La Cour a retenu des circonstances aggravantes dans la mesure où ces attaques s’inscrivaient dans le cadre d’un génocide et parce qu’elles ont été réalisées d’une manière bestiale à l’aide de machettes, de bâtons et de massues, et qu’elles ont parfois été suivies de profanation des corps.

Aucun des témoins appelés à la barre n’a toutefois accusé Bugingo d’avoir lui-même commis des homicides.

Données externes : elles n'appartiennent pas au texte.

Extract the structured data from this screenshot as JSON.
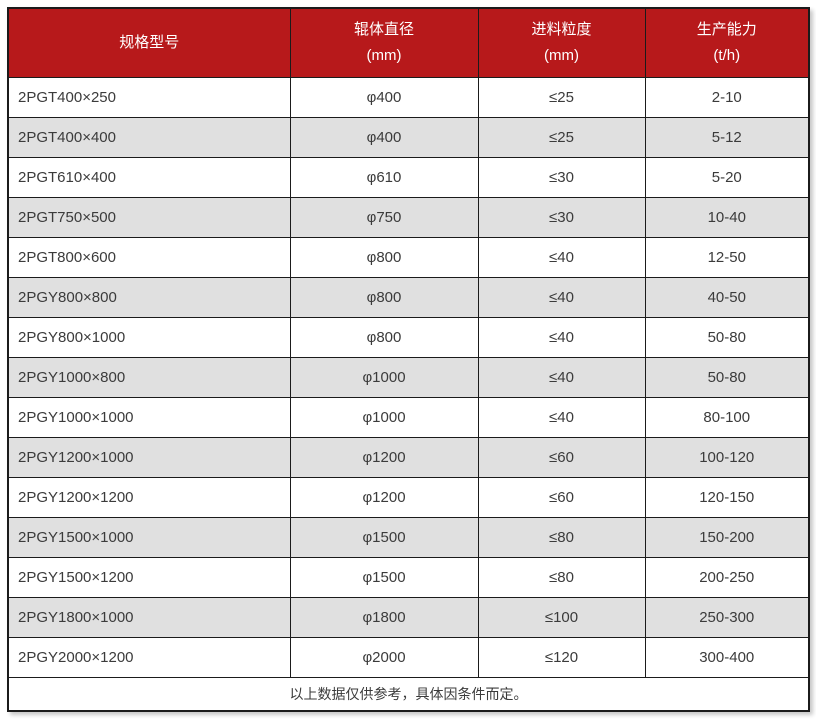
{
  "colors": {
    "header_bg": "#B7191B",
    "header_text": "#FFFFFF",
    "row_bg": "#FFFFFF",
    "row_alt_bg": "#E0E0E0",
    "border": "#1B1B1B",
    "body_text": "#3B3B3B"
  },
  "table": {
    "headers": [
      {
        "label": "规格型号",
        "unit": ""
      },
      {
        "label": "辊体直径",
        "unit": "(mm)"
      },
      {
        "label": "进料粒度",
        "unit": "(mm)"
      },
      {
        "label": "生产能力",
        "unit": "(t/h)"
      }
    ],
    "rows": [
      {
        "model": "2PGT400×250",
        "diameter": "φ400",
        "feed": "≤25",
        "capacity": "2-10"
      },
      {
        "model": "2PGT400×400",
        "diameter": "φ400",
        "feed": "≤25",
        "capacity": "5-12"
      },
      {
        "model": "2PGT610×400",
        "diameter": "φ610",
        "feed": "≤30",
        "capacity": "5-20"
      },
      {
        "model": "2PGT750×500",
        "diameter": "φ750",
        "feed": "≤30",
        "capacity": "10-40"
      },
      {
        "model": "2PGT800×600",
        "diameter": "φ800",
        "feed": "≤40",
        "capacity": "12-50"
      },
      {
        "model": "2PGY800×800",
        "diameter": "φ800",
        "feed": "≤40",
        "capacity": "40-50"
      },
      {
        "model": "2PGY800×1000",
        "diameter": "φ800",
        "feed": "≤40",
        "capacity": "50-80"
      },
      {
        "model": "2PGY1000×800",
        "diameter": "φ1000",
        "feed": "≤40",
        "capacity": "50-80"
      },
      {
        "model": "2PGY1000×1000",
        "diameter": "φ1000",
        "feed": "≤40",
        "capacity": "80-100"
      },
      {
        "model": "2PGY1200×1000",
        "diameter": "φ1200",
        "feed": "≤60",
        "capacity": "100-120"
      },
      {
        "model": "2PGY1200×1200",
        "diameter": "φ1200",
        "feed": "≤60",
        "capacity": "120-150"
      },
      {
        "model": "2PGY1500×1000",
        "diameter": "φ1500",
        "feed": "≤80",
        "capacity": "150-200"
      },
      {
        "model": "2PGY1500×1200",
        "diameter": "φ1500",
        "feed": "≤80",
        "capacity": "200-250"
      },
      {
        "model": "2PGY1800×1000",
        "diameter": "φ1800",
        "feed": "≤100",
        "capacity": "250-300"
      },
      {
        "model": "2PGY2000×1200",
        "diameter": "φ2000",
        "feed": "≤120",
        "capacity": "300-400"
      }
    ],
    "footnote": "以上数据仅供参考，具体因条件而定。"
  }
}
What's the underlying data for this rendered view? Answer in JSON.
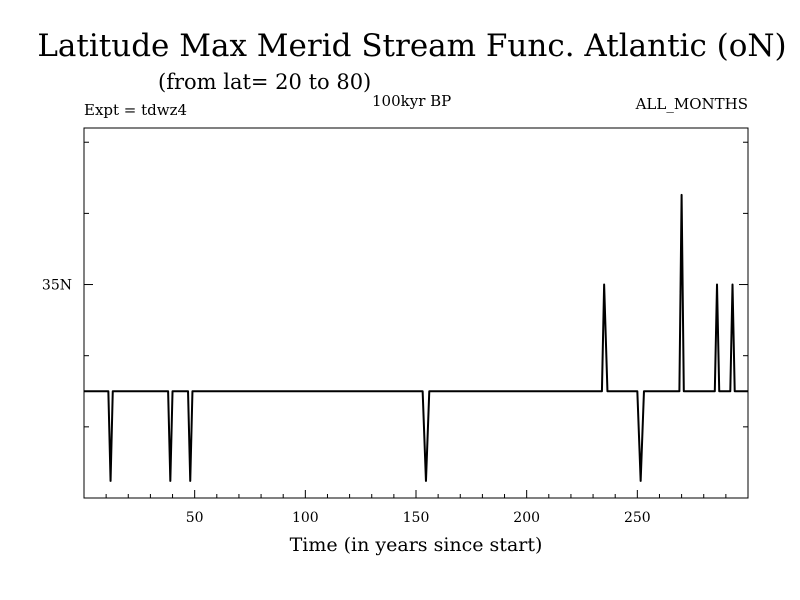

Mais, selon le tribunal, outre son rôle de supervision sur le lieu des massacres, le riche homme d’affaires a aussi profité du génocide pour s’enrichir.

Travaillant comme agent d’entretien depuis son arrivée en Norvège, Bugingo a pour sa part clamé son innocence lors de son procès, le premier jamais organisé dans le pays scandinave pour des actes de génocide.

Son avocat avait plaidé l’acquittement et a interjeté appel dès le verdict connu.

Selon l’accusé, qui soutient qu’il n’était pas présent lors des massacres, les témoignages à charge ont été inventés de toutes pièces. Lui-même marié à une Tutsi, il dit avoir sauvé la vie de nombreux membres de cette ethnie pendant le génocide.

Le tribunal a fait valoir qu’il n’était pas inhabituel que ceux qui participaient au génocide aient aussi entretenu des liens familiaux et d’amitié avec des Tutsi, et qu’ils aient tiré parti de leur position pendant le génocide pour les protéger.

Déclenché après l’assassinat le 6 avril 1994 du président rwandais, le Hutu Juvénal Habyarimana, le génocide rwandais a fait 800.000 morts en trois mois selon l’ONU, essentiellement au sein de la communauté tutsi.